After the gym, for example, you can swap out Fit’s thermoplastic polyurethane (TPU) straps for a leather strap or even a stainless steel band.
Fit works with Huawei’s new app for Android and iOS called Huawei Wear. Fitness data collected through Huawei Wear can be synchronized with a number of third-party apps, including Google Fit, according to Clay Wang, Senior Director of Wearables at Huawei Devices USA, Huawei Wear on Android. Wang didn’t specify if Apple Health will be supported.
The Fit can automatically track daily activities, like sleeping, walking and running, and it can also be used in sports mode with its six-axis motion sensor to record data from cycling, treadmill workouts and swimming. Along with technology from FirstBeat, Fit also includes a training mode for runners that supports five km, 10km, half-marathon and marathon workout plans.
The sleep monitoring mode will also provide you with detailed sleep analysis, giving you a breakdown of light and deep sleep periods throughout the night. For health data, Fit will also give you calories burned, total workout time, fat burning and aerobic endurance. Fit also measures heart rate and VO2 max and recovery time.
Like leading fitness trackers on the market, Fit can measure heart rate either during the exercise period or continuously throughout the day.
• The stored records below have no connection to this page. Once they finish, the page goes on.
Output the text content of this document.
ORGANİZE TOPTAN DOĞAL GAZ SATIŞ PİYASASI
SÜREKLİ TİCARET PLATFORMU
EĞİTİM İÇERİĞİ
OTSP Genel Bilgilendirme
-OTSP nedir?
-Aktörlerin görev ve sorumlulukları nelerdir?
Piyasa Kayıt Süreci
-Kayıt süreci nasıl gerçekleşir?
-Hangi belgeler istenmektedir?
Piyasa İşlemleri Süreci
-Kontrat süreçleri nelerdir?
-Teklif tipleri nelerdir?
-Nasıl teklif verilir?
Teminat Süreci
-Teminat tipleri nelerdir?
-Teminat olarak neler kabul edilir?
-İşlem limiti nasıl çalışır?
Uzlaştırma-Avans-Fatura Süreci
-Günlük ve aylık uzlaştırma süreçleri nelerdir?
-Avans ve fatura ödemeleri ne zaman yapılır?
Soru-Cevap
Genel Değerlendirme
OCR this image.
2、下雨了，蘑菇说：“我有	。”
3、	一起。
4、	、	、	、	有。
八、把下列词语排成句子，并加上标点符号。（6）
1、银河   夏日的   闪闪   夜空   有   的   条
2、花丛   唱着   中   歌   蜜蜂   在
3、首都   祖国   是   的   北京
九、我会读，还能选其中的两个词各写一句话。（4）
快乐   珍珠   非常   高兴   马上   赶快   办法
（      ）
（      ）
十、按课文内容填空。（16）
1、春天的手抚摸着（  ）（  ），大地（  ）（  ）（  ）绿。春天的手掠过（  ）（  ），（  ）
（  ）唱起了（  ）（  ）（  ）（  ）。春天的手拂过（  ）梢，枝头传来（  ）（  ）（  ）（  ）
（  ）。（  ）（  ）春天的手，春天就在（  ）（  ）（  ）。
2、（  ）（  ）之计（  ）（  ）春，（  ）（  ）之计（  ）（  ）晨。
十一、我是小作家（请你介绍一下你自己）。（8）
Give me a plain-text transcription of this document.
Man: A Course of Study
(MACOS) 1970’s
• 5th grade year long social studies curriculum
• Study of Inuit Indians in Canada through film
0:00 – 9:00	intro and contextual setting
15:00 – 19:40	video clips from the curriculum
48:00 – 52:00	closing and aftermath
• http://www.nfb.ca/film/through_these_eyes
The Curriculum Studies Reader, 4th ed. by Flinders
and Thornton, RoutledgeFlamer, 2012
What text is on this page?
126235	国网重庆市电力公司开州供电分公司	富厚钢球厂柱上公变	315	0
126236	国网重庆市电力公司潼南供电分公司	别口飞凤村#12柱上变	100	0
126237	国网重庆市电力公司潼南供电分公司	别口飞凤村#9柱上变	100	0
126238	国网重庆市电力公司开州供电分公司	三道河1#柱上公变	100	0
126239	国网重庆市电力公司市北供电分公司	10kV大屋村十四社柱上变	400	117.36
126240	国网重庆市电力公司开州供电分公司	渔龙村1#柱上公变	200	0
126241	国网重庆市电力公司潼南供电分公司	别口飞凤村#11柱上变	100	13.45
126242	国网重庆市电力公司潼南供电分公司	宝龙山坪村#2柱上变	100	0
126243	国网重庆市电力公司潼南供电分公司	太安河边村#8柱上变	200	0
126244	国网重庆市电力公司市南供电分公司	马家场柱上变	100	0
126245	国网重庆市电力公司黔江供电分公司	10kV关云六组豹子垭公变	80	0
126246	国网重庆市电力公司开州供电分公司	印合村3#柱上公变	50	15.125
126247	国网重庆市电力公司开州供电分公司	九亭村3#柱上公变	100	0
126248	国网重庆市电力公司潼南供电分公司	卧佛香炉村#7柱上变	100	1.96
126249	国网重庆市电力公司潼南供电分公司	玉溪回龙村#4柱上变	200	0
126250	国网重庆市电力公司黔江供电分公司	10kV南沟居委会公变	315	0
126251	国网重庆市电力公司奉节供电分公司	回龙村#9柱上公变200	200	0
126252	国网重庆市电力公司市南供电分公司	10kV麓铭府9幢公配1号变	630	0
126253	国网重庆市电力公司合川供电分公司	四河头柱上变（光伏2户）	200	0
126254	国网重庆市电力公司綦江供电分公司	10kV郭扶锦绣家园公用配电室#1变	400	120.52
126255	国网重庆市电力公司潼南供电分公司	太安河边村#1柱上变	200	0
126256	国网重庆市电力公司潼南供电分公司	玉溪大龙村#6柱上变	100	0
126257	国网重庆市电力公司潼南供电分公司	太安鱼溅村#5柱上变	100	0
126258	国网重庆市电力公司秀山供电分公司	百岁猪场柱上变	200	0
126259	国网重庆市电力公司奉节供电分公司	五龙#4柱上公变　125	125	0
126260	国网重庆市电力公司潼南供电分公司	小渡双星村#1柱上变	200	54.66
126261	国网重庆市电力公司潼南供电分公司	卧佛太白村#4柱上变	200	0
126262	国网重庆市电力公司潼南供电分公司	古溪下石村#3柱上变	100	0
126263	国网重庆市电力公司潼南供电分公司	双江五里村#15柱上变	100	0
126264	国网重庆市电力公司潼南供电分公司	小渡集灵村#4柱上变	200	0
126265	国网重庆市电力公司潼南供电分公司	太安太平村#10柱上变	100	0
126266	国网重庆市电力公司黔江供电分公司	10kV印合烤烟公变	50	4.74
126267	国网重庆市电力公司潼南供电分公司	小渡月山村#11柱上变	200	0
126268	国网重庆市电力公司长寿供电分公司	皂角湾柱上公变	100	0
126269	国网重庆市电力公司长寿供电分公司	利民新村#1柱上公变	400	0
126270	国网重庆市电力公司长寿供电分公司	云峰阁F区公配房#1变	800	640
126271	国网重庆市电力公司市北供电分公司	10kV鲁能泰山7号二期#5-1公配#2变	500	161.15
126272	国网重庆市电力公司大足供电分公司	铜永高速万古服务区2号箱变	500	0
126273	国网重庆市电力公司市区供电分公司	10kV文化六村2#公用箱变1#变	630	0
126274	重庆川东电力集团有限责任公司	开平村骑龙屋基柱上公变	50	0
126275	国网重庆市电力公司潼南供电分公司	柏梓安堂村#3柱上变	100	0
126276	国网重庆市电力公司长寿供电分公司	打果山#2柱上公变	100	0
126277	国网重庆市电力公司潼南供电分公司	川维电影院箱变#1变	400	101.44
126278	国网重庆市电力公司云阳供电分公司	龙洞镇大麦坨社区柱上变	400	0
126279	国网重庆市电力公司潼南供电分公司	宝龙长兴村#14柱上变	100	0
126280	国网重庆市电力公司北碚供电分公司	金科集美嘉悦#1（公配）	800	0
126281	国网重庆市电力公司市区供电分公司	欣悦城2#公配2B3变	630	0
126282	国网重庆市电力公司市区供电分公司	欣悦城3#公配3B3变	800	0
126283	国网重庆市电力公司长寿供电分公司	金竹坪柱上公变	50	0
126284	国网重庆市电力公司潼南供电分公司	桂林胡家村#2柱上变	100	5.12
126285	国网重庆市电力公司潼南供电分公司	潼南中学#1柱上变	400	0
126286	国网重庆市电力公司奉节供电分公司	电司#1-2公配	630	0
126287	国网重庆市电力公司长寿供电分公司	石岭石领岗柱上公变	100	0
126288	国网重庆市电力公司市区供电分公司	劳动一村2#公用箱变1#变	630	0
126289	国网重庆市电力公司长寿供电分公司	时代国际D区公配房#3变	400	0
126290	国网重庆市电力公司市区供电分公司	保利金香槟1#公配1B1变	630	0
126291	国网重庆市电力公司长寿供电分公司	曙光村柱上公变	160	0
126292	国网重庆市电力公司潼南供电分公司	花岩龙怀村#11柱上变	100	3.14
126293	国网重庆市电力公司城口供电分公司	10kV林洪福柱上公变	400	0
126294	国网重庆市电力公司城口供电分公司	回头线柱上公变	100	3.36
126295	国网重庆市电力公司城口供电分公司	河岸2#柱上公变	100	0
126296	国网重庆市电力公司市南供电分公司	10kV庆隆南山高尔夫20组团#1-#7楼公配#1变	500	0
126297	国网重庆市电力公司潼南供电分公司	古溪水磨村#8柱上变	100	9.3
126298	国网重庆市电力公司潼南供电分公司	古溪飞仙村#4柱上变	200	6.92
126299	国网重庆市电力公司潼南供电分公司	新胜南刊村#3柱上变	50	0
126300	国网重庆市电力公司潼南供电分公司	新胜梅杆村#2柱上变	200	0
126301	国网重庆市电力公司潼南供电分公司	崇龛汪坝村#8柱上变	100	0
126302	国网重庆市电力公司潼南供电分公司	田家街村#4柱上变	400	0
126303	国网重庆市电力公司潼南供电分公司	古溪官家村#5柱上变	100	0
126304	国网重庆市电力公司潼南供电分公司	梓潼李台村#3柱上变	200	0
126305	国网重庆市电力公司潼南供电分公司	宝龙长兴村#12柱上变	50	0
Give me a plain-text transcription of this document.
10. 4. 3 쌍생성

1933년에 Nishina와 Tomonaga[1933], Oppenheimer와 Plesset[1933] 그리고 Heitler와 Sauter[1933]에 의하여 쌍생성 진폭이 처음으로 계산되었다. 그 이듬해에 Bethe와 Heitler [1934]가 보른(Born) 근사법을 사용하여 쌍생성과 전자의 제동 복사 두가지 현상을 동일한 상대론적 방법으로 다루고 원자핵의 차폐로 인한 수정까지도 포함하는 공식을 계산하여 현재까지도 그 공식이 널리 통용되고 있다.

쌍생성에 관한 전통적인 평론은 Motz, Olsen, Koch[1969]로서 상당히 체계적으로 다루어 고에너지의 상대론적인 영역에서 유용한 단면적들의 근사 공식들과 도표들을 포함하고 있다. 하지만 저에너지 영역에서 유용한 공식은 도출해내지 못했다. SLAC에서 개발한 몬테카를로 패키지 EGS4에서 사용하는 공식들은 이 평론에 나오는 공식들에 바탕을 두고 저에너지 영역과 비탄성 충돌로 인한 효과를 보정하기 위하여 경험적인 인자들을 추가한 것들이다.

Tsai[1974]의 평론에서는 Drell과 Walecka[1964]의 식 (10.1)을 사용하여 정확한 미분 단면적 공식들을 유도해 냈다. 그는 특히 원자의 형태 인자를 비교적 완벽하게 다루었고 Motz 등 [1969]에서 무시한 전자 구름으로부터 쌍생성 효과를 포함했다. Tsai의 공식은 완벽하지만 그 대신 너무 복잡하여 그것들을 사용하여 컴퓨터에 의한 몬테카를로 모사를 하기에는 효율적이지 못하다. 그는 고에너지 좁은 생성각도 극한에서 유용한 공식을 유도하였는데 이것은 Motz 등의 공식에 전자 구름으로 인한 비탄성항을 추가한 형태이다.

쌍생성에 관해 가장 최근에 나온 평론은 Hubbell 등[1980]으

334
“During exercise and training modes, five heart rate zones are displayed on the watch in real time,” Huawei said. “These zones are divided according to the activity: warm up, fat burning, aerobic endurance, anaerobic endurance and maximum effort. When the heart rate approaches the maximum effort zone, the watch will vibrate to alert the user.”
Like a smartwatch, Fit is also capable of displaying notifications and alerts from your phone. You can even dismiss a call directly from the Fit without having to take your phone out of your pocket.
And unlike traditional smartwatches, Fit has a long battery life. I wasn’t able to test out Fit’s battery endurance during my hands-on with the watch, but Wang informed me that the watch can last for six days of normal use and up to 30 days when in standby mode.
Unlike sports watches, like those from Garmin or TomTom, users will interact with Fit only through the touchscreen. The clean watch design means that there isn’t a button on the Fit. When asked how users can turn off Fit, Wang said that you don’t need to with the watch’s long battery life.
While I appreciate Fit’s clean touch-only interface, the lack of buttons may limit the watch’s appeal to more serious athletes. On my Garmin Fenix 3 sports watch, for example, the buttons make it easy to navigate the watch while mid-run, and buttons allow me to interact with the watch with gloves on or in wet conditions—the presence of water on the touchscreen could affect Fit’s usability when wet.
Fit can tell if it’s being worn by the user, Wang explained, and if the capacitive sensor detects that it’s not on your wrist, the watch will know to enter a lower power state to last for up to a month.
Charging Fit is easy. There is a magnetic round charging dock with exposed charging pins that hook onto the rear of the watch. A micro USB cable can be plugged into the magnetic charging puck, and Huawei claims that it takes around two hours for the Fit to be fully recharged.